Incidence of adverse events in Stage I

Time Frame: From Baseline (Day 1) up to 28 days post last dose.

Patients will be assessed for incidence and severity of adverse events(AEs) according to NCI-CTCAE criteria.

Maximum tolerated dose (MTD) in Stage I

Time Frame: Day 1 to 21 of Cycle 1 (each cycle of 21 days).

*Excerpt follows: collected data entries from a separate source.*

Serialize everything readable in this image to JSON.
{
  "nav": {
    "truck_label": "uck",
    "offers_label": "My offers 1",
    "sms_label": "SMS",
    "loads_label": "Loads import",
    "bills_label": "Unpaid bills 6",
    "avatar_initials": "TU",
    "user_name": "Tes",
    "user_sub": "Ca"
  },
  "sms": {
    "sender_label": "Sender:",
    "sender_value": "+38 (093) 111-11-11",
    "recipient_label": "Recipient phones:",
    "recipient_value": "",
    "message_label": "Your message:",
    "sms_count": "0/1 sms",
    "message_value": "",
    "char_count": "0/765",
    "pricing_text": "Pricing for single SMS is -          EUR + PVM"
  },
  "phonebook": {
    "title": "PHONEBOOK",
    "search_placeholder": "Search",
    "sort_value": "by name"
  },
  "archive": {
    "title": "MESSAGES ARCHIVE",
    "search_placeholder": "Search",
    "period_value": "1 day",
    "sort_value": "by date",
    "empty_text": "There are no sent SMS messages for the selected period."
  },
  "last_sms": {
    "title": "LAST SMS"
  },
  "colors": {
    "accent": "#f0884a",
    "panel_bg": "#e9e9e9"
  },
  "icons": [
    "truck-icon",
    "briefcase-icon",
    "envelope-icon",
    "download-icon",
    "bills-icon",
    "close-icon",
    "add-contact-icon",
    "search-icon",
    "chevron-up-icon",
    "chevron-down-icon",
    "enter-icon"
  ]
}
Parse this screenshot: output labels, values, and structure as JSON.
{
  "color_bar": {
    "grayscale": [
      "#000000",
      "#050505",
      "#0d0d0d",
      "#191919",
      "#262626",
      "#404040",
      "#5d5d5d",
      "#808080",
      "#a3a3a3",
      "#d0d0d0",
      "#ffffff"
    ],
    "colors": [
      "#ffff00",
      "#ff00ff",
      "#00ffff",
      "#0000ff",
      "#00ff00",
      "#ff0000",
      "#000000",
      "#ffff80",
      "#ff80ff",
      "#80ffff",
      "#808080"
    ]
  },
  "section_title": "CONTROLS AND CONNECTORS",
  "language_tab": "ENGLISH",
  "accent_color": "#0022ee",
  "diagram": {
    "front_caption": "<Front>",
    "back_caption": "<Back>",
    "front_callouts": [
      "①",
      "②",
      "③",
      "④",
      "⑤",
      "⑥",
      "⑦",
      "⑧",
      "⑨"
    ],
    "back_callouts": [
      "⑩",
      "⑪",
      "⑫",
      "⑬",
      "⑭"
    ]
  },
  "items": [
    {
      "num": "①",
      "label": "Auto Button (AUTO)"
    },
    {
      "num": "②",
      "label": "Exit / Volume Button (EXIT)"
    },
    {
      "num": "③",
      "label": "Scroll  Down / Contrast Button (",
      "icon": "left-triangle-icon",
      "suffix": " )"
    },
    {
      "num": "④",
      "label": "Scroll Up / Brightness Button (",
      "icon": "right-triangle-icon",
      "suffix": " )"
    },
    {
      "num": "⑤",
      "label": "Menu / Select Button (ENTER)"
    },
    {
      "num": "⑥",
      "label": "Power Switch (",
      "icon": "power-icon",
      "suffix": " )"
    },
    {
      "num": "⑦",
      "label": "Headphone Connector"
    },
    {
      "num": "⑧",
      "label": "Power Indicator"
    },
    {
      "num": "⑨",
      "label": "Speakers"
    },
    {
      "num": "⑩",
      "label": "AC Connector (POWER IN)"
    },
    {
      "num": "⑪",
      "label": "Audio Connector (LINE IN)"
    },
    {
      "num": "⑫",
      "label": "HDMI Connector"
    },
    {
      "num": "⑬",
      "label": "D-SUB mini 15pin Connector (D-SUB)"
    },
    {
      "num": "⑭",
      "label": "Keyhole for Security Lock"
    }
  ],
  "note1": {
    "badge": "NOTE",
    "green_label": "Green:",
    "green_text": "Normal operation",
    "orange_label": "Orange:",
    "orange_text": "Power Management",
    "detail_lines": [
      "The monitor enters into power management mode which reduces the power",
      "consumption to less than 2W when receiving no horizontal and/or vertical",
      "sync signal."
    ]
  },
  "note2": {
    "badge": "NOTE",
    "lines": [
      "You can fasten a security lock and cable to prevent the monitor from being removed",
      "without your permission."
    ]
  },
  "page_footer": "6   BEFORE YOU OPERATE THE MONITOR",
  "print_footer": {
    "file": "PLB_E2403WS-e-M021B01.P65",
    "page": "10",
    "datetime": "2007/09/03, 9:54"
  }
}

Objective Response Rate (ORR) in stage Ⅱ

Time Frame: Up to approximately 2 years.

Proportion of patients whose best overall response is CR or PR in studies assessed according to RECIST v1.1.

Secondary Outcomes

PK Indicator: Area under plasma concentration vs time curve(AUC)、Peak plasma concentration(Cmax)、Terminal Half Life（T1/2）.(Day 1 of Cycle 1 up to Day 1 of Last Cycle.)
Confirmed ORR in Stage I(Up to approximately 2 years.)
Duration of response (DOR)(Up to approximately 2 years.)
ORR in Stage I(Up to approximately 2 years.)
Progression-free survival (PFS)(Up to approximately 2 years.)
Disease control rate (DCR)(Up to approximately 2 years.)
Estimated glomerular filtration rate (eGFR) and creatinine clearance(Up to approximately 2 years.)
Incidence of Adverse Events and Serious Adverse Events (SAEs) in stage Ⅱ(Up to approximately 2 years.)